In 1975 Rithy Panh was eleven years old and living with his family in Phnom Penh, Cambodia, when the Khmer Rouge took over and established a system of horror that would control the government until 1979. Panh and his entire family, along with almost everyone else in the country, were sent to labor camps (they called them “collective farms”) where they were forced to live in shacks, work in rice fields and eventually died from starvation and untreated maladies. Banks, hospitals, schools and any other sort of institution that would allow people to have their own sense as individuals were banned, this included any sort of artform which meant that Cambodian history entered a period of absolute darkness. What came out of the country was determined by what the Khmer Rouge thought was appropriate.
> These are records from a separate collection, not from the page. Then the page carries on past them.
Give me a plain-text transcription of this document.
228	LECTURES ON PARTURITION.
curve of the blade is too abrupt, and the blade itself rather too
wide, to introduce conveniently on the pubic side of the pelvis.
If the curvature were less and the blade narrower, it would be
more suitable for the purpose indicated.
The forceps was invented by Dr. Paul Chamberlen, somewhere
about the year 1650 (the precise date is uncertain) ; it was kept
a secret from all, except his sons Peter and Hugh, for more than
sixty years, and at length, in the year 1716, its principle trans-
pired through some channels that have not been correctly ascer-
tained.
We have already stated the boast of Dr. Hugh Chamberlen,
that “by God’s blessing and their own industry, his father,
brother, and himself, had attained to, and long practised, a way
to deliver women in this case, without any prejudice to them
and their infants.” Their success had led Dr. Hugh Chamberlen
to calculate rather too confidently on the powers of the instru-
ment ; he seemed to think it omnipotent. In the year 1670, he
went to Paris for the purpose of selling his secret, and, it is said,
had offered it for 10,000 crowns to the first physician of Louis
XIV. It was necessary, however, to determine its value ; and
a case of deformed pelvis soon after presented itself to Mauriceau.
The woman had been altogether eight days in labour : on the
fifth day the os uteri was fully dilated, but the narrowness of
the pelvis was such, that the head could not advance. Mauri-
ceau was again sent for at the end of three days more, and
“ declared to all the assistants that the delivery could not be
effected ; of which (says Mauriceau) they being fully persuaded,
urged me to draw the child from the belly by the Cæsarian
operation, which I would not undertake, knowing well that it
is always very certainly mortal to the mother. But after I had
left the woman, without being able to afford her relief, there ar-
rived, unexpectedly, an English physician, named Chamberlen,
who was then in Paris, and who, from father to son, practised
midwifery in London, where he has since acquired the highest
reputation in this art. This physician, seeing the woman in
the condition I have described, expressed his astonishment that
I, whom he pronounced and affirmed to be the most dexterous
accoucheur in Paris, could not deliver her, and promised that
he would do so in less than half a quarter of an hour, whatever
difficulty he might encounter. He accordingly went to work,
Looking back to the most tragic period of his life, Panh - who lost his entire family during the regime - constructs a unique film in which he recreates these events using detailed clay figurines with which he sets truly remarkable dioramas. Since film was reserved to members of the Communist Party, for whom movies were always supposed to be slogans to praise their beliefs, Panh recurs to his memories in order to create a historical document permeated with endlessly personal touches.
“I wish to be rid of this picture of hunger and suffering, so I show it to you” he says as he narrates how his younger siblings perished and how his father simply decided that to stop living was more dignified than giving in to the whims of the system. “The Missing Picture” should be a more touching picture, but its aesthetics sometimes make it feel distant, more like museum pieces than actual movie scenes, the dioramas might remove viewers from the power of the story as they gasp and wonder “how did he achieve that?”
“There is no truth, there is only cinema” says Panh, aware that yes, filmmaking was probably the safest way to extract these horrifying scenes from his mind and throw them upon the world. His intentions are admirable and the film will certainly be remembered for being a rich historical document, as the director says “a political film should unearth what it intended”, and as such “The Missing Picture” is a layered piece of art that uses beauty to portray one of the most terrible times our planet has seen.